Partner organizations can integrate Watson into their workflow management or image management software to help clinicians prevent diseases before they worsen and become costlier. For example, IBM said Watson could be trained to reasonably predict a future heart attack by finding previous instances of chest pain, a leading reason of emergency room visits. Further, Watson could analyze a coronary angiogram then provide cardiologists with a SYNTAX grading score to determine if a patient needs a bypass procedure or a stent implantation.
Other planned therapy areas include diabetes, eye care, brain disease, and cancer in a variety of patient care environments, ranging from stand-alone ambulatory settings to integrated health delivery networks, and from rural community hospitals to large academic medical centers in urban areas.
“There is strong potential for systems like Watson to help to make radiologists more productive, diagnoses more accurate, decisions more sound, and costs more manageable,” said Nadim Michel Daher, a medical imaging and informatics analyst for Frost & Sullivan. “This is the type of collaborative initiative needed to produce the real-world evidence and examples to advance the field of medical imaging and address patient care needs across large and growing disease states.”
The initial members under IBM Watson's initiative are: Agfa HealthCare, Anne Arundel Medical Center, Baptist Health South Florida, Eastern Virginia Medical School, Hologic, Inc., ifa systems AG, inoveon, Radiology Associates of South Florida, Sentara Healthcare, Sheridan Healthcare, Topcon, UC San Diego Health, University of Miami Health System, University of Vermont Health Network, and vRad (a MEDNAX company), as well as Merge Healthcare, a medical imaging company acquired by IBM last year.
“The partners will use the learnings [from applying Watson technology] for both research and clinical practice,” Le Grand told MedCity News. “It can help in terms of population health, as well as for improving diagnostic accuracy.”

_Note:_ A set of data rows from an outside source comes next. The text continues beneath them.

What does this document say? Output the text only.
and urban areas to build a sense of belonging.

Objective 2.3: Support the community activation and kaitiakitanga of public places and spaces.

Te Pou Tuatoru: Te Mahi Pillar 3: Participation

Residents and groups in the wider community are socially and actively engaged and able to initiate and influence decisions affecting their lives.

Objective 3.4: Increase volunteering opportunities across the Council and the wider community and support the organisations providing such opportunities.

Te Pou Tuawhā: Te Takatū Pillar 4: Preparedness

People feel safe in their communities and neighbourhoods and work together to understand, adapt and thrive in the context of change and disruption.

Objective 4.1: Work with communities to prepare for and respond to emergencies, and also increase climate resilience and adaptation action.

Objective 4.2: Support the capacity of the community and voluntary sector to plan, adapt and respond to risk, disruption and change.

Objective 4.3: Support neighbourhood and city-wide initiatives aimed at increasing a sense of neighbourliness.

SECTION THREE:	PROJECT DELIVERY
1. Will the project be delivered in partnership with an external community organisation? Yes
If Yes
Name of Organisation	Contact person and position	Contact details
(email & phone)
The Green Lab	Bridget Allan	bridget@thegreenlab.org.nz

Companies are launching imaging analysis platforms that promise to diagnose conditions better than traditional imaging analyses done by humans, which are subjective and operator dependent. Philips just bought digital imaging analysis (DIA) and software firm PathXL and inked a licensing agreement with software firm Visiopharm to conduct cancer cell and tumor analysis. It also has a partnership with Mount Sinai Health System to create a state-of-the-art digital image repository of patient tissue samples and apply innovative data analytics to unlock pathology insights.
Steven Tolle, chief strategy officer for Watson Health Imaging, told Forbes in an interview that the intended reach of IBM Watson's collaborative will be broader than rivals.
“They partner with one partner and go after one disease,” he said in the interview. “That’s not good enough. We are going to go after 16 partners and go after the entire body, starting with the diseases that cost the most and kill the most.”
Since IBM created Watson Health last year, the healthcare subsidiary has raked in nearly $18 billion in revenue, as of the earnings call held in January. The unit has forged alliances with industry bigwigs Medtronic, Johnson & Johnson, and Apple to run Watson's cloud and analytics software in medical and consumer devices.